European Union Calls for Scraping Life Term Sentences
EUROPEAN UNION CALLS FOR SCRAPING LIFE TERM SENTENCES – David Cameron again finds himself on the short end of public opinion as they accuse him to ‘kow-towing’ to European human rights judges who want to scrap the UK’s ability to impose a life term sentence on criminals such as Mark Bridger, the man responsible for raping and murdering 5 year old April Jones.
The European judges feel that such a sentence is inhumane in that it condemns a person to the reality that they will die behind bars.
The answer to this, according to the European judges, is to install a U.S style system that allows for a maximum term of 100 years.

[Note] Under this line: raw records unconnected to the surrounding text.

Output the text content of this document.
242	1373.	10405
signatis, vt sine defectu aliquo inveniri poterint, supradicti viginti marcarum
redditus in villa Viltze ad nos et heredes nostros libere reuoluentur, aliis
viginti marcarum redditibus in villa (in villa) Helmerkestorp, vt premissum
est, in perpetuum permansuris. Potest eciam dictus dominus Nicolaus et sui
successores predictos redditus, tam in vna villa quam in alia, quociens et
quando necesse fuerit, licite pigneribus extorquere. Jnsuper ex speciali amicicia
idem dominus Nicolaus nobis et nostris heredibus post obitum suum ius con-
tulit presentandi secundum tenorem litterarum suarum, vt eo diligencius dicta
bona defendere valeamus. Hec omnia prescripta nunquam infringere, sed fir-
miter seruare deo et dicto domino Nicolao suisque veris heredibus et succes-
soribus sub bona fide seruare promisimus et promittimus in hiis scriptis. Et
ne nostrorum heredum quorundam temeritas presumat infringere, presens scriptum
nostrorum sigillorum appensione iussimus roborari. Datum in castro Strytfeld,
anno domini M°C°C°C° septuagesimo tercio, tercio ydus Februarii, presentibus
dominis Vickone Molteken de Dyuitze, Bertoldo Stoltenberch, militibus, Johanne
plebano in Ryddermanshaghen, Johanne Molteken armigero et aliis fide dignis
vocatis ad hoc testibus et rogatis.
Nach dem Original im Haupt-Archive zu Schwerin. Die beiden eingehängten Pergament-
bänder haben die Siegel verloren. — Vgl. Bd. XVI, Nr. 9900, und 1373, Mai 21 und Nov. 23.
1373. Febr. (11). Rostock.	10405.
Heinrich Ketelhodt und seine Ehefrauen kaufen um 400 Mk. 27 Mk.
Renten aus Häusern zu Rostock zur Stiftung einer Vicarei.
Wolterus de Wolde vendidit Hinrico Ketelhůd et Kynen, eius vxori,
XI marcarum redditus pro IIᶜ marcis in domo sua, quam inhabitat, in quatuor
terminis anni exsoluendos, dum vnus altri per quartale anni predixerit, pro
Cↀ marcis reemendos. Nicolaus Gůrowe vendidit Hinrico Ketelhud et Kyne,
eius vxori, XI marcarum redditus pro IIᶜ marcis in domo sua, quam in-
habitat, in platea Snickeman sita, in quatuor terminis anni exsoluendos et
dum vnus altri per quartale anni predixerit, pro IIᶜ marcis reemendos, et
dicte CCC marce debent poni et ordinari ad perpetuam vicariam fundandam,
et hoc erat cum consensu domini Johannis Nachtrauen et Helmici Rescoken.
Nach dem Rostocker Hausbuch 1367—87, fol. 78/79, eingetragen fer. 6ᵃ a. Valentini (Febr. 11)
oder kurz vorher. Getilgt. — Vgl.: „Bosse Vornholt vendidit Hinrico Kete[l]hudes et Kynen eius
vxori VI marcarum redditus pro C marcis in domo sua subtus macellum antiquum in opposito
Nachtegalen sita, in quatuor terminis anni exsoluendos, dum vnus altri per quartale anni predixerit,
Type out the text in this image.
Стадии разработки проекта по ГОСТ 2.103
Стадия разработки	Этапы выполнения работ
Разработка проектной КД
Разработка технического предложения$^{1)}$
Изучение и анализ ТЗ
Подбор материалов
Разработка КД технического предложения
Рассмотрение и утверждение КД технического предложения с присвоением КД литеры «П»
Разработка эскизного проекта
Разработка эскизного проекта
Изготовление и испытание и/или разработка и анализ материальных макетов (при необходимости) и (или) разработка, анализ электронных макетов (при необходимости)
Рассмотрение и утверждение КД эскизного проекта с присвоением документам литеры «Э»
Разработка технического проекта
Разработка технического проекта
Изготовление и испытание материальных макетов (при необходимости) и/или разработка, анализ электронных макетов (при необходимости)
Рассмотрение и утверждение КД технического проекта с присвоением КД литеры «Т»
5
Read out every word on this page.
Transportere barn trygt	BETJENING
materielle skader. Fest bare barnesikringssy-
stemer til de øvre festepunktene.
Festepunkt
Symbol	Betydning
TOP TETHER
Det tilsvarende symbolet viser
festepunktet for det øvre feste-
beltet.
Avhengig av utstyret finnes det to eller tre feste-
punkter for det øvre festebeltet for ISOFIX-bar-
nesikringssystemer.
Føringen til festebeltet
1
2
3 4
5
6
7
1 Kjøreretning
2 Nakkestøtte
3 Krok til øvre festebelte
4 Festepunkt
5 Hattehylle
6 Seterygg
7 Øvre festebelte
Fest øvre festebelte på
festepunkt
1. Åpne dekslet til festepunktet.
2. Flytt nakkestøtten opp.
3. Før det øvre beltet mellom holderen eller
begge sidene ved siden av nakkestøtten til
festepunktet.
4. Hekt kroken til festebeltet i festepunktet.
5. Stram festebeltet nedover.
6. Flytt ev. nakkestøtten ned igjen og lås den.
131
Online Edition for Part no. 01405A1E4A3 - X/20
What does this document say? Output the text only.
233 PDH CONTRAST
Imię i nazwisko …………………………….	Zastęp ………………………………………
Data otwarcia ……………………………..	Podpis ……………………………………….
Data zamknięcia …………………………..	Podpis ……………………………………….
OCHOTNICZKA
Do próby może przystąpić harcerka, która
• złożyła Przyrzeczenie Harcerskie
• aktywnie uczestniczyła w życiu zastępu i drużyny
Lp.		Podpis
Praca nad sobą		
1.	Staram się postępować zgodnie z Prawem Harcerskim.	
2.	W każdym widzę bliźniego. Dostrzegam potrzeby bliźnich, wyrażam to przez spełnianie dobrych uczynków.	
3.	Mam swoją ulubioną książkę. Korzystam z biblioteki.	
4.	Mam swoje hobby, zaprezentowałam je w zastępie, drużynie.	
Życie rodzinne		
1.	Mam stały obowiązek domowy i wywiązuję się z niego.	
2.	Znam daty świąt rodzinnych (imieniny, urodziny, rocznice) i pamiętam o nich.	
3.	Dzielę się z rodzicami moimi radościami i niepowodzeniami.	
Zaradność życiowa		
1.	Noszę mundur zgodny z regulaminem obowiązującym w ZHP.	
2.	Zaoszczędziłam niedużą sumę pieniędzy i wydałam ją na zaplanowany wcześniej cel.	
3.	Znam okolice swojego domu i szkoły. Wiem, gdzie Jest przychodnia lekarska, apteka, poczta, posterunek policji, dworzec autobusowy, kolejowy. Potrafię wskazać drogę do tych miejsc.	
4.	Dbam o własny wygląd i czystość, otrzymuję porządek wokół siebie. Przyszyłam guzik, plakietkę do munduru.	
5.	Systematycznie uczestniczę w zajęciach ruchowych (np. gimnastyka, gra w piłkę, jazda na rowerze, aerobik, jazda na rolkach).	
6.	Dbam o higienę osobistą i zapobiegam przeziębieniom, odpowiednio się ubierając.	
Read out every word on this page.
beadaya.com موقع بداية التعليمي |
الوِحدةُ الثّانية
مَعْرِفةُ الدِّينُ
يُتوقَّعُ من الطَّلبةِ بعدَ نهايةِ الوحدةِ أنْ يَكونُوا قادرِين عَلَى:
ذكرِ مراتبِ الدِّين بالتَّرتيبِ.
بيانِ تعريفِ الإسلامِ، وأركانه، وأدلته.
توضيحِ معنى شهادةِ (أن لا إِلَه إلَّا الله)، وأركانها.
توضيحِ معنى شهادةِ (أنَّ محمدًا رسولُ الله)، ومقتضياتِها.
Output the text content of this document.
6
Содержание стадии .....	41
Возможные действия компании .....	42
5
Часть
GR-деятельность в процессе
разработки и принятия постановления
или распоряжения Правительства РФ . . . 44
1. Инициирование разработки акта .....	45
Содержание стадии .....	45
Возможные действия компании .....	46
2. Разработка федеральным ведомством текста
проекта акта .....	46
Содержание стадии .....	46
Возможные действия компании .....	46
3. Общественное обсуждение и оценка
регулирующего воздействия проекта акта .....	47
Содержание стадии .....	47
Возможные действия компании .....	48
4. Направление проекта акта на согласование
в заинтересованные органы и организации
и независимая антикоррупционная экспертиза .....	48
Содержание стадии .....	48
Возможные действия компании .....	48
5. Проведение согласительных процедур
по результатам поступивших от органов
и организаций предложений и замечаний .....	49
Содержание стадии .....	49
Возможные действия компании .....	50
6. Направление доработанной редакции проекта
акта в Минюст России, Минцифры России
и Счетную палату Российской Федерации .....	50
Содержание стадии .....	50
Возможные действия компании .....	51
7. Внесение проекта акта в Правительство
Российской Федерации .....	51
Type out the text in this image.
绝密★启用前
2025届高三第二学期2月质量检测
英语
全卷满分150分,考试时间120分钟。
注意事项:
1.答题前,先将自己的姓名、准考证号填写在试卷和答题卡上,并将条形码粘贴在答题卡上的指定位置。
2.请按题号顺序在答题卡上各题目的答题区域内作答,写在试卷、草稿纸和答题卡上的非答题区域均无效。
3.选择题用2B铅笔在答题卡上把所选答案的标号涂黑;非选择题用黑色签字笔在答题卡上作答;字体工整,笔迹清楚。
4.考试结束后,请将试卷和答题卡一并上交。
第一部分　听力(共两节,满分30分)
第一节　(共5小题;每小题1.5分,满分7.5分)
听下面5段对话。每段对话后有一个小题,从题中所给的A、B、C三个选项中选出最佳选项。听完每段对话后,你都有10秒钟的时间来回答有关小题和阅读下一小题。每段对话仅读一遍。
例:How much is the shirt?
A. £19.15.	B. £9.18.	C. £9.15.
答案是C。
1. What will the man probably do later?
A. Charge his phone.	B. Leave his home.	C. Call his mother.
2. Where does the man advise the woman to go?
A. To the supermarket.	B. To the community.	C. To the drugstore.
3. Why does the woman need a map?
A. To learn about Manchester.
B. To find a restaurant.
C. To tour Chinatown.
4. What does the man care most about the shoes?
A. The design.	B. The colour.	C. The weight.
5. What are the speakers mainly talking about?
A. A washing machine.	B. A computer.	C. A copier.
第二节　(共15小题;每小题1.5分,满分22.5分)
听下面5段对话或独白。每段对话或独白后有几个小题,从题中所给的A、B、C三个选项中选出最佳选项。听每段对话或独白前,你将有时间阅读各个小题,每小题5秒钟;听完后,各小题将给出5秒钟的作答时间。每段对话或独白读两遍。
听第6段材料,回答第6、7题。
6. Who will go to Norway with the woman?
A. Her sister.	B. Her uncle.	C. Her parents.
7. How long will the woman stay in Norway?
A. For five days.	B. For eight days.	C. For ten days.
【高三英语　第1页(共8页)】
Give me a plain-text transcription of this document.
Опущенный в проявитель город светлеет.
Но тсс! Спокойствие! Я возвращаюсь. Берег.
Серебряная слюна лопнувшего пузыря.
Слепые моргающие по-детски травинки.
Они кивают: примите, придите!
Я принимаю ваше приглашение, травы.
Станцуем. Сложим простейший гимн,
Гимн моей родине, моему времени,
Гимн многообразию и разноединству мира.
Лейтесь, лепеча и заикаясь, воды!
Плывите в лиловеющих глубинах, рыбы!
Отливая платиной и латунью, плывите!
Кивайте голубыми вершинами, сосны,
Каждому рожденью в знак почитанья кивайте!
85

As with most suggestions within the EU this comes with a twist for whereas the U.S system does not provide for automatic reviews at predetermined terms the EU is insisting this be the case with the UK and so effectively could allow the likes of Mark Bridger to one day walk free.
It will come as little or no surprise that many Tory backbenchers are infuriated at such a suggestion and once again accused the European Court of interfering in the British justice system.
“The trouble with 100-year sentences is they can be reviewed and reduced and people could be let out. For certain people, life should mean life – in prison for the rest of their lives.
We should ignore the ruling of this Mickey Mouse court in Strasbourg and do what the British people want.” Peter Bone, Tory Backbencher
As usual, and despite public outrage, Mr. Cameron is set to change yet another law in order to further comply with the European Court of Human Rights; in which its judges recently ruled that a sentence without the prospect of parole is a breach of an individual’s (murderer’s) human rights.
In July 2012 the European Court of Human Rights ruled that all prisoners, regardless to the length of their sentences, should have the opportunity to display a change of character and therefore be considered no longer a risk to the general public.
Judges went further in their summation to note that refusing such amounts to ‘inhuman and degrading’ treatment that breaches Article 3 of the European Convention on Human Rights – see Wikipedia.
It may come as a bit of a shock to learn that when the ruling first came to light Mr. Cameron ‘profoundly disagreed’ and a ‘strong supporter of whole-life tariffs’, according to spokesman and yet just six months later Mr. Cameron does a complete U-turn and is now ready to accept Strasbourg’s ruling; basically once again caving into the demands.
It appears too many that Human Rights legislation is driving justice in completely the wrong direction. We no longer have the ability to punish a criminal, instead we attempt to ‘rehabilitate’ of which continues to fail at every turn; this is backed up by the facts that levels of reoffending have never been so high and that criminals are consistently allowed to offend a dozen times of more before being sentenced to imprisonment where again councilors attempt to rehabilitate them.
Peter Cuthbertson, of the Centre for Crime Prevention, really hit the nail on the head when he asked; what was the point of having elections if the government simply ends up kow-towing to the European Court of Human Rights?
Of course Mr. Cuthbertson does have a clear point but look back to 1964 when the then Labour Government took it upon themselves to ban the death penalty for a period of 5 years and then subsequently abolished it in 1969 regardless such a move being opposed by over 60% of the population.
Such a notion only leads us to suspect that democracy only provides the public with the ability to vote in the next set of dictators for it remains crystal clear that Government refuses to listen or provide referendums on critical aspects governing our lives.
Come 2015 the public needs to make a stand and demand that whichever political party is elected they must create and provide an electronic referendum system whereby all critical areas, such as reinstating the death penalty, pulling out of the EU, the ability to deport criminals and numerous other issues can be ruled by the public’s democratic demands and not a few wishy-washy politicians so wrapped up in liberalised political correctness that they no longer have the spine or will to resolve such issues.
It is almost a certainty that if a referendum on the reinstatement of the death penalty for the likes of Mark Bridger, Jeremy Bamber, Douglas Vinter, Peter Moore, Michael Adebolajo and Michael Adebowale, but to name a few, was given the public would overwhelmingly vote for the rope.
We now clearly have a lawless society for the Human Rights Act and the European Convention on Human Rights continues to protect and favour the issues of the criminals over the rights and safety of the general public; its time the public demanded change so that punishment over rehabilitation can once again take precedence in society and finally give the public justice.